C’est bien mal connaître les choses de la nature.

Car l’homosexualité est parfaitement répandue chez nombre d’espèces animales. Et même l’élevage d’une progéniture par deux parents du même sexe constitue une banalité naturelle. Comme beaucoup d’oiseaux, les cygnes, les oies des neiges de même sexe s’apparient régulièrement pour élever ensemble une nichée. Des centaines d’exemples ont été scientifiquement attestés depuis les insectes jusqu’aux mammifères. Et des espèces se reproduisent même sans mâles. Les lézards Aspidocelis uniparens, par exemple, s’adonnent à des amours entre femelles qui déclenchent ensuite la formation de descendants à travers une reproduction sans fécondation, appelée parthénogénétique. Plusieurs milliers d’espèces connaissent des amours homosexuelles et cajolent une progéniture issue de ces passions singulières.

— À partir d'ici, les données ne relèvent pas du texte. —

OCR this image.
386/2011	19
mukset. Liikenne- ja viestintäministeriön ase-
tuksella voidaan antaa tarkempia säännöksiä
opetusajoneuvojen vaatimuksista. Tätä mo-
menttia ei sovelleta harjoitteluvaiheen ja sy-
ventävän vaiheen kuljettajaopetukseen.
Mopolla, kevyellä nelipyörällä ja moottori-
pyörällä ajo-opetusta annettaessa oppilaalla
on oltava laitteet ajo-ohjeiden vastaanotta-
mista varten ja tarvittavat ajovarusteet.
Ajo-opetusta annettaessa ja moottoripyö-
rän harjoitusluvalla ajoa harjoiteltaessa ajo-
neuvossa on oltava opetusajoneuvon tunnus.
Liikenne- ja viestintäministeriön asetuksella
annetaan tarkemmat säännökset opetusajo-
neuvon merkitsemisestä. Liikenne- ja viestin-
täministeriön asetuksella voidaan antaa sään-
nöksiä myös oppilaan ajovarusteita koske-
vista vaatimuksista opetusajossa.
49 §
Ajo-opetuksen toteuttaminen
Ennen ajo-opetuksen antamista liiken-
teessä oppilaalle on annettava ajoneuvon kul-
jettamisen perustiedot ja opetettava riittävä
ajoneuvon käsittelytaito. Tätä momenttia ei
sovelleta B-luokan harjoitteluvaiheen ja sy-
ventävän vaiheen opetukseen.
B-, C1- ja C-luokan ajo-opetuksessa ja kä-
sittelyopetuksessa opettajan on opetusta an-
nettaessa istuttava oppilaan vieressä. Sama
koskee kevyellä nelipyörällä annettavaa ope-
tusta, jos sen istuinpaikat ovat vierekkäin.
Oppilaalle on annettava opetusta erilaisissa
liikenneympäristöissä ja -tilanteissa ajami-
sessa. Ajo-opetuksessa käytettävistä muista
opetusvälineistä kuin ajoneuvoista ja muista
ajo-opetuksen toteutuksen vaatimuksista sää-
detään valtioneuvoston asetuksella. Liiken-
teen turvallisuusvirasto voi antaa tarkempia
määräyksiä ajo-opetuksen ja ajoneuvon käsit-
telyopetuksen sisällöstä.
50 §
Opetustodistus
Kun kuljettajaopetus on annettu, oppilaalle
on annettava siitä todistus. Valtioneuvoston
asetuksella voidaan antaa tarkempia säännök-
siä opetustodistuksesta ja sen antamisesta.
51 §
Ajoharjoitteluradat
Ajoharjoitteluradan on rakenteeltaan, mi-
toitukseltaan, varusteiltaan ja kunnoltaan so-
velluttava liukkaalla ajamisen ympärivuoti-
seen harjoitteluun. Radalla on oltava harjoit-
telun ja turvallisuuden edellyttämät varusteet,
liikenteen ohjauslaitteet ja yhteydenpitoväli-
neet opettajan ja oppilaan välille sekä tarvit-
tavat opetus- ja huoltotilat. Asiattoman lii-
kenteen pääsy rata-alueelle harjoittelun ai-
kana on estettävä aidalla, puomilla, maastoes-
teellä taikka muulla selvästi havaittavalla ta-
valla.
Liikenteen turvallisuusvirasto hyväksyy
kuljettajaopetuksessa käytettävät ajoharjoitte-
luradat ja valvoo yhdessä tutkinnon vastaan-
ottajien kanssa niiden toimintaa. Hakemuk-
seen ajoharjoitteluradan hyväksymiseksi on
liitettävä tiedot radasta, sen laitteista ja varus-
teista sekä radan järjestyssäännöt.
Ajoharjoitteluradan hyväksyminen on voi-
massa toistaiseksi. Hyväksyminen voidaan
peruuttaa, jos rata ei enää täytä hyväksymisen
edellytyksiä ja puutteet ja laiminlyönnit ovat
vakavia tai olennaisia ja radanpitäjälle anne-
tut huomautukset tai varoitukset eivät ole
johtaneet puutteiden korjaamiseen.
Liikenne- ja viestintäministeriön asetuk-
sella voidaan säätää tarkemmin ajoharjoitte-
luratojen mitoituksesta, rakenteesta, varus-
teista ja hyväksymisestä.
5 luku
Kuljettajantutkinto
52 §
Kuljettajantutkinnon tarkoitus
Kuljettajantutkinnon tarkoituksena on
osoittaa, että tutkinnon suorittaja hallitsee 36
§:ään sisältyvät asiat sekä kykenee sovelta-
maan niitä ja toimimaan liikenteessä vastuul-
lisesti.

Le mariage reste un contrat juridique dans lequel l’état établit une reconnaissance des pratiques amoureuses et reproductives, et oblige les deux contractants. Qu’on se souvienne que le mariage est resté longtemps discriminatoire, réduisant la femme à une mineure perpétuelle et les enfants à une possession juridique. C’est pourquoi les anarchistes, par exemple, ont toujours préféré l’union libre. Le mariage a encore ses limites. Par exemple, il est étonnant que, encore aujourd’hui en France, l’institution du mariage privilégie la confusion entre géniteurs et parents.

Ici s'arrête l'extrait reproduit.